The dataset used in the repository can be downloaded from the link given here. https://docs.google.com/forms/d/e/1FAIpQLSdyUk3lfDl7I5KYK_pw285LCApc-_RcoC0Tf9cnDnZ_TWzPAw/viewform
Courtesy of --- Dataset: Rare Event Classification in Multivariate Time Series - Chitta Ranjan, Mahendranath Reddy, Markku Mustonen, Kamran Paynabar, Karim Pourak https://arxiv.org/abs/1809.10717
- The first model 'ae_rse' uses a autoencoder for reconstruction loss. The cases where the reconstrucion loss is very high is treated as anamoly(in our case a break in the system).
- The second model uses LSTM layers to regenerate the models simpy without using the encoder layer. This gives us a better accuracy as compared to the last case.
Please refer: https://towardsdatascience.com/extreme-rare-event-classification-using-autoencoders-in-keras-a565b386f098 for better understanding.
The best roc-auc score of 0.78 is achieved using specific threshold value.
The confusion matrix for the same is shown below.
On cloning the repo the following directory structure can be seen.

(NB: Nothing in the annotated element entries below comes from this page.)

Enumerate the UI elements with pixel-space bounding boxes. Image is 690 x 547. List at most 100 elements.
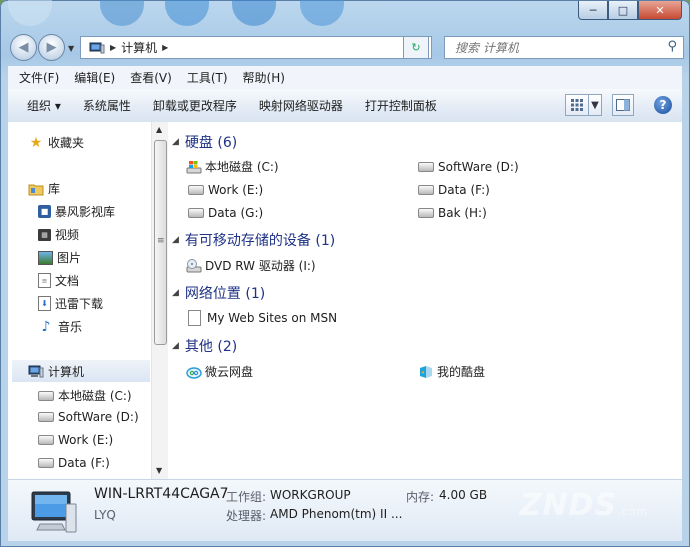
cloud-icon	[186, 366, 202, 379]
sidebar-item-documents[interactable]: ≡ 文档	[38, 272, 79, 289]
sidebar-item-label: 收藏夹	[48, 136, 85, 150]
map-network-drive-button[interactable]: 映射网络驱动器	[259, 97, 343, 114]
collapse-triangle-icon[interactable]: ◢	[172, 137, 179, 147]
drive-label: SoftWare (D:)	[438, 160, 519, 174]
sidebar-item-pictures[interactable]: 图片	[38, 249, 81, 266]
collapse-triangle-icon[interactable]: ◢	[172, 341, 179, 351]
uninstall-program-button[interactable]: 卸载或更改程序	[153, 97, 237, 114]
hard-drive-icon	[38, 435, 54, 445]
drive-item-e[interactable]: Work (E:)	[188, 183, 263, 197]
drive-label: Data (F:)	[438, 183, 490, 197]
drive-label: 本地磁盘 (C:)	[205, 160, 279, 174]
back-button[interactable]: ◀	[10, 34, 37, 61]
sidebar-item-drive-d[interactable]: SoftWare (D:)	[38, 410, 139, 424]
menu-view[interactable]: 查看(V)	[130, 69, 172, 86]
dvd-drive-icon	[186, 258, 202, 272]
close-button[interactable]: ✕	[638, 1, 682, 20]
search-box[interactable]: ⚲	[444, 36, 684, 59]
address-bar[interactable]: ▶ 计算机 ▶ ▼	[80, 36, 432, 59]
sidebar-item-computer[interactable]: 计算机	[28, 363, 84, 380]
watermark-suffix: .com	[617, 505, 648, 518]
change-view-button[interactable]	[565, 94, 589, 116]
library-icon	[28, 184, 44, 195]
search-icon[interactable]: ⚲	[667, 39, 677, 54]
drive-item-dvd[interactable]: DVD RW 驱动器 (I:)	[186, 257, 316, 274]
picture-icon	[38, 250, 53, 265]
group-header-network[interactable]: ◢ 网络位置 (1)	[172, 283, 265, 303]
breadcrumb-arrow-icon[interactable]: ▶	[162, 43, 168, 52]
sidebar-item-baofeng[interactable]: ■ 暴风影视库	[38, 203, 115, 220]
processor-value: AMD Phenom(tm) II ...	[270, 507, 403, 521]
sidebar-item-label: 文档	[55, 274, 80, 288]
drive-item-g[interactable]: Data (G:)	[188, 206, 263, 220]
menu-file[interactable]: 文件(F)	[19, 69, 59, 86]
recent-pages-dropdown[interactable]: ▼	[68, 44, 74, 53]
content-pane: ◢ 硬盘 (6) 本地磁盘 (C:) SoftWare (D:) Work (E…	[168, 122, 682, 479]
hard-drive-icon	[188, 185, 204, 195]
network-item-msn[interactable]: My Web Sites on MSN	[188, 310, 337, 326]
organize-button[interactable]: 组织 ▾	[27, 97, 61, 114]
computer-icon	[89, 42, 105, 53]
sidebar-item-label: 音乐	[58, 320, 83, 334]
drive-item-d[interactable]: SoftWare (D:)	[418, 160, 519, 174]
drive-item-h[interactable]: Bak (H:)	[418, 206, 487, 220]
sidebar-item-music[interactable]: ♪ 音乐	[38, 318, 82, 335]
minimize-button[interactable]: ─	[578, 1, 608, 20]
sidebar-item-label: Work (E:)	[58, 433, 114, 447]
group-header-removable[interactable]: ◢ 有可移动存储的设备 (1)	[172, 230, 335, 250]
workgroup-value: WORKGROUP	[270, 488, 351, 502]
group-title: 有可移动存储的设备 (1)	[184, 233, 336, 249]
explorer-window: ─ □ ✕ ◀ ▶ ▼ ▶ 计算机 ▶ ▼ ↻ ⚲ 文件(F) 编辑(E) 查看…	[0, 0, 690, 547]
group-title: 硬盘 (6)	[184, 135, 238, 151]
star-icon: ★	[29, 134, 43, 151]
background-desktop-glimpse	[300, 0, 344, 26]
background-desktop-glimpse	[232, 0, 276, 26]
group-header-other[interactable]: ◢ 其他 (2)	[172, 336, 237, 356]
scroll-up-icon[interactable]: ▲	[156, 125, 162, 134]
view-grid-icon	[571, 99, 583, 111]
other-item-weiyun[interactable]: 微云网盘	[186, 363, 253, 380]
search-input[interactable]	[453, 39, 657, 56]
document-icon: ≡	[38, 273, 51, 288]
system-properties-button[interactable]: 系统属性	[83, 97, 131, 114]
view-dropdown-icon[interactable]: ▼	[589, 94, 602, 116]
help-icon[interactable]: ?	[654, 96, 672, 114]
group-header-hard-disks[interactable]: ◢ 硬盘 (6)	[172, 132, 237, 152]
collapse-triangle-icon[interactable]: ◢	[172, 288, 179, 298]
watermark-text: ZNDS	[519, 488, 617, 523]
download-folder-icon: ⬇	[38, 296, 51, 311]
hard-drive-icon	[188, 208, 204, 218]
open-control-panel-button[interactable]: 打开控制面板	[365, 97, 437, 114]
sidebar-item-drive-f[interactable]: Data (F:)	[38, 456, 110, 470]
sidebar-item-thunder-downloads[interactable]: ⬇ 迅雷下载	[38, 295, 103, 312]
znds-watermark: ZNDS.com	[520, 488, 648, 523]
sidebar-item-videos[interactable]: ▦ 视频	[38, 226, 79, 243]
menu-bar: 文件(F) 编辑(E) 查看(V) 工具(T) 帮助(H)	[8, 66, 682, 90]
breadcrumb-arrow-icon[interactable]: ▶	[110, 43, 116, 52]
sidebar-item-drive-e[interactable]: Work (E:)	[38, 433, 113, 447]
refresh-icon[interactable]: ↻	[403, 36, 429, 59]
computer-icon	[31, 491, 77, 533]
group-title: 网络位置 (1)	[184, 286, 266, 302]
other-item-kupan[interactable]: 我的酷盘	[418, 363, 485, 380]
sidebar-item-label: 暴风影视库	[55, 205, 116, 219]
processor-label: 处理器:	[226, 509, 267, 523]
preview-pane-button[interactable]	[612, 94, 634, 116]
collapse-triangle-icon[interactable]: ◢	[172, 235, 179, 245]
drive-item-f[interactable]: Data (F:)	[418, 183, 490, 197]
sidebar-item-label: 图片	[57, 251, 82, 265]
maximize-button[interactable]: □	[608, 1, 638, 20]
menu-help[interactable]: 帮助(H)	[243, 69, 285, 86]
menu-tools[interactable]: 工具(T)	[187, 69, 228, 86]
kupan-icon	[420, 365, 432, 378]
forward-button[interactable]: ▶	[38, 34, 65, 61]
sidebar-item-favorites[interactable]: ★ 收藏夹	[28, 134, 84, 151]
scroll-down-icon[interactable]: ▼	[156, 466, 162, 475]
breadcrumb-computer[interactable]: 计算机	[121, 39, 157, 56]
navigation-bar: ◀ ▶ ▼ ▶ 计算机 ▶ ▼ ↻ ⚲	[8, 32, 684, 62]
drive-item-c[interactable]: 本地磁盘 (C:)	[186, 158, 279, 175]
navigation-scrollbar[interactable]: ▲ ≡ ▼	[151, 122, 168, 479]
sidebar-item-libraries[interactable]: 库	[28, 180, 60, 197]
sidebar-item-drive-c[interactable]: 本地磁盘 (C:)	[38, 387, 132, 404]
menu-edit[interactable]: 编辑(E)	[74, 69, 115, 86]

To train on your model delete the output_data folders and run the train.py file. You can change the model architecture in the model_utils.py file.
Run train.py to which will generate the model for both modes ae_rse and rse modes in separate directories. Or you can also download the model from the google drive link provided here which contains the entire output folders for both the case.
To test the model run the file - predict.py it will create a confusion matrix of the labels. Note you must have the data renamed as rare_events.csv inside the data folder to run the predict.py file.
Below are my results: I achieved a roc_auc_score of 0.787 from the rse model and a roc_auc_score of 0.776 with the threshold values of 0.126 and 0.11 respectively.
The confusion matrix for the same are shown below:
Making an ensembele of both the models and generate even better results. Moreover the threshold value for each model can be further tuned for better results.